I will try and pair myself with Resnyk; he seems a good worker an
d, being taller, will support the greater part of the weight. I know it’s in the order of things for Resnyk to refuse me with contempt and team up with someone more robust; then I will ask to go to the latrine and I will remain there as long as possible, and afterward I will try to hide, with the certainty of being immediately tracked down, mocked, and hit; but anything is better than this work.
Instead Resnyk accepts, and, what’s more, lifts up the tie by himself and rests it on my right shoulder with care; then he lifts up the other end, places his left shoulder under it, and we set out.
The tie is encrusted with snow and mud; at every step it knocks against my ear and the snow slides down my neck. After fifty steps I am at the limit of what is usually called normal endurance: my knees are folding, my shoulder aches as if clasped in a vise, my balance is in danger. At every step I feel my shoes sucked in by the greedy mud, by this ubiquitous Polish mud whose monotonous horror fills our days.

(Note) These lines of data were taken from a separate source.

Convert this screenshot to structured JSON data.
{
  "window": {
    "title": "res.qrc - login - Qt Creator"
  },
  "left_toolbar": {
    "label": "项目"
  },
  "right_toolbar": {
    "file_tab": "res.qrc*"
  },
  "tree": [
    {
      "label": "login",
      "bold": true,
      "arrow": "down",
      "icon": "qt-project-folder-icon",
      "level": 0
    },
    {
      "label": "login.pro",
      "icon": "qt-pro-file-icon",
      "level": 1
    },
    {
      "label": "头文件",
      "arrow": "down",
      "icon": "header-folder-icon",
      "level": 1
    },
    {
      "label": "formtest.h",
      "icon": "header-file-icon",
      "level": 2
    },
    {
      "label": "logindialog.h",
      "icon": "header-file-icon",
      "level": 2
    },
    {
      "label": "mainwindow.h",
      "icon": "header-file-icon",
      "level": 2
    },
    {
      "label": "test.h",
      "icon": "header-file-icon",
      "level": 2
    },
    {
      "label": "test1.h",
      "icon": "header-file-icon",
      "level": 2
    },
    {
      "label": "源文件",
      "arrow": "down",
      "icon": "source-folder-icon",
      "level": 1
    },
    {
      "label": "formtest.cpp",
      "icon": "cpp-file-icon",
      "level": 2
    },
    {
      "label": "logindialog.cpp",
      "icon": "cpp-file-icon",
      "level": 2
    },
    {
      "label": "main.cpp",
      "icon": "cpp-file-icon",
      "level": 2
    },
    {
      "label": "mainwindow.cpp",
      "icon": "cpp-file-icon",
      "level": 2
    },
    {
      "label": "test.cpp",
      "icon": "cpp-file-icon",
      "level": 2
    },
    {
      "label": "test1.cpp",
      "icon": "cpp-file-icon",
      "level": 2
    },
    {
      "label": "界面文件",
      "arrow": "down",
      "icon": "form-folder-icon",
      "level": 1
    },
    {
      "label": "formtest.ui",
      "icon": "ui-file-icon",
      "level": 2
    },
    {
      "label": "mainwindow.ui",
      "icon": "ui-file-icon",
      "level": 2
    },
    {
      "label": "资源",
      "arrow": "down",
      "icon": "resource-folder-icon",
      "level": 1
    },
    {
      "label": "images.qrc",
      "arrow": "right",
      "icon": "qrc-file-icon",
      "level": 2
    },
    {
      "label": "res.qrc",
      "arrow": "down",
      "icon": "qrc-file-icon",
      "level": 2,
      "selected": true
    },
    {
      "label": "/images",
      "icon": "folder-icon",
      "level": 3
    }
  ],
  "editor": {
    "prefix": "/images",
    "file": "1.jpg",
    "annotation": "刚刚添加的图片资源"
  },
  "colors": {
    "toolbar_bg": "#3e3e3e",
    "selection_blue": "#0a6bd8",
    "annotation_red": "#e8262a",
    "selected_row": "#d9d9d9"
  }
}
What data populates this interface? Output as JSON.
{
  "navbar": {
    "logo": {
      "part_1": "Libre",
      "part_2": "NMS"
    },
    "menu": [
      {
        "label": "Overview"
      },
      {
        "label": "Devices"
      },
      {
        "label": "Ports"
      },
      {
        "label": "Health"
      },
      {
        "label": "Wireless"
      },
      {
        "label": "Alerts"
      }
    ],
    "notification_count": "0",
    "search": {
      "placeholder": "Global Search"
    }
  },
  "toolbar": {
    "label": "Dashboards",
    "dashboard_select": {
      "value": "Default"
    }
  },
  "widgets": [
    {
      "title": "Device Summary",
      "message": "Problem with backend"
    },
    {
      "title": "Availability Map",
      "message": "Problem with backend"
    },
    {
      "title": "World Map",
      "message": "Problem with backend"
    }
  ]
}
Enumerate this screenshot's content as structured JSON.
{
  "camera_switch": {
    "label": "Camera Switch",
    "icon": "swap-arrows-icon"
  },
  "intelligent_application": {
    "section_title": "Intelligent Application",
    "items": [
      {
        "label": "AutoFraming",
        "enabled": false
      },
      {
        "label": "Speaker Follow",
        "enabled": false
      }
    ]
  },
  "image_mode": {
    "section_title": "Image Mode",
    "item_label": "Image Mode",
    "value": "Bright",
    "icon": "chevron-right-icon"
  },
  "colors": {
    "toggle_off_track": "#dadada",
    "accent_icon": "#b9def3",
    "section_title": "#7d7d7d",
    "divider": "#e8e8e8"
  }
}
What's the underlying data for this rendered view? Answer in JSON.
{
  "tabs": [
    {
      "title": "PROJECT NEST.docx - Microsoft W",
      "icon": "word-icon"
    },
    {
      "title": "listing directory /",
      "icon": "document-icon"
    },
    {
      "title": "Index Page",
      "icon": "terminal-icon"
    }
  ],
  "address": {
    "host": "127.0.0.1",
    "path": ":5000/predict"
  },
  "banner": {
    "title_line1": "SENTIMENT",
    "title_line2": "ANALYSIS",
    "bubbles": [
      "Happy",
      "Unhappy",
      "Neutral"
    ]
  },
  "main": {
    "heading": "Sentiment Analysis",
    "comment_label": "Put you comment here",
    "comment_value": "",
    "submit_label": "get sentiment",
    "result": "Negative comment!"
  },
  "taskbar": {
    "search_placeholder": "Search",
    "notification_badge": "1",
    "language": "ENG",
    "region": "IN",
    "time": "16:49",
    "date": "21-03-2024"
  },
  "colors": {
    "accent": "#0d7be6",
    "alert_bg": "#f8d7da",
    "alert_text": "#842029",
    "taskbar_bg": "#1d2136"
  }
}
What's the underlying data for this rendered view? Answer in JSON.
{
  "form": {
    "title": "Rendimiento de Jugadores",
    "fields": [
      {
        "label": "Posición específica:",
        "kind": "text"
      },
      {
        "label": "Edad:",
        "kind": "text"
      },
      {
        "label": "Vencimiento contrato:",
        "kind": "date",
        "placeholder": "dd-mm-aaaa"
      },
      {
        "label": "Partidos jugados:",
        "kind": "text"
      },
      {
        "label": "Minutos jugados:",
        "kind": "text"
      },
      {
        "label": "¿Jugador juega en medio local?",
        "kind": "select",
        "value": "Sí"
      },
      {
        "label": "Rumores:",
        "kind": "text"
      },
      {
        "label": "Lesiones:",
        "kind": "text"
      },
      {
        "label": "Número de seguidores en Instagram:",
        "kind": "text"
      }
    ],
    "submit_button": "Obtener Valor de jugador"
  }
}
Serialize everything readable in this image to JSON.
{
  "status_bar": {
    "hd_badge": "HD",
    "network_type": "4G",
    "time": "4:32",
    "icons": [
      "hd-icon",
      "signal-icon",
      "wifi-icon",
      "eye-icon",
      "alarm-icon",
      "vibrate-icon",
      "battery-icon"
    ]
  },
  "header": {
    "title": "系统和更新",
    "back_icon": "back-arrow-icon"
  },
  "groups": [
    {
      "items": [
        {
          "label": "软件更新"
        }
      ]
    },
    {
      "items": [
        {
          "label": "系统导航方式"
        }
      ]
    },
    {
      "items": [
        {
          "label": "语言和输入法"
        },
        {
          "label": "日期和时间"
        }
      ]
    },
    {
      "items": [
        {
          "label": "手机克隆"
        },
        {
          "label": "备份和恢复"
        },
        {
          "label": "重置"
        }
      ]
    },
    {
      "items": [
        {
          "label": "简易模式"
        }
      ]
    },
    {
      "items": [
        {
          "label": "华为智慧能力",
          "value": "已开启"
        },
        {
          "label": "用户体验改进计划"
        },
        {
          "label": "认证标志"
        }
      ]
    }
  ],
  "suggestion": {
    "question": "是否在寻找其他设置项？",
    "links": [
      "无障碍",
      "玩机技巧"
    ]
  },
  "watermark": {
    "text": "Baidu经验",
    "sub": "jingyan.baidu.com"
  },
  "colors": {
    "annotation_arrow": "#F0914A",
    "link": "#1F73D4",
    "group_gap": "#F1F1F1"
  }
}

I bite my lips deeply; we know well that gaining a small, extraneous pain serves as a stimulant to mobilize our last reserves of energy. The Kapos also know it: some of them beat us from pure bestiality and violence, but others beat us almost lovingly when we are carrying a load, accompanying the blows with exhortations and encouragement, as cart drivers do with willing horses.
When we reach the cylinder, we unload the tie on the ground, and I stand stiffly, my eyes vacant, mouth open, and arms dangling, sunk in the ephemeral and negative ecstasy of the cessation of pain. In a twilight of exhaustion I wait for the push that will force me to begin work again, and I try to take advantage of every second of waiting to recover some energy.
But the push never comes: Resnyk touches my elbow, we return as slowly as possible to the ties. There the others are wandering around in pairs, all trying to delay as long as possible before submitting to the load.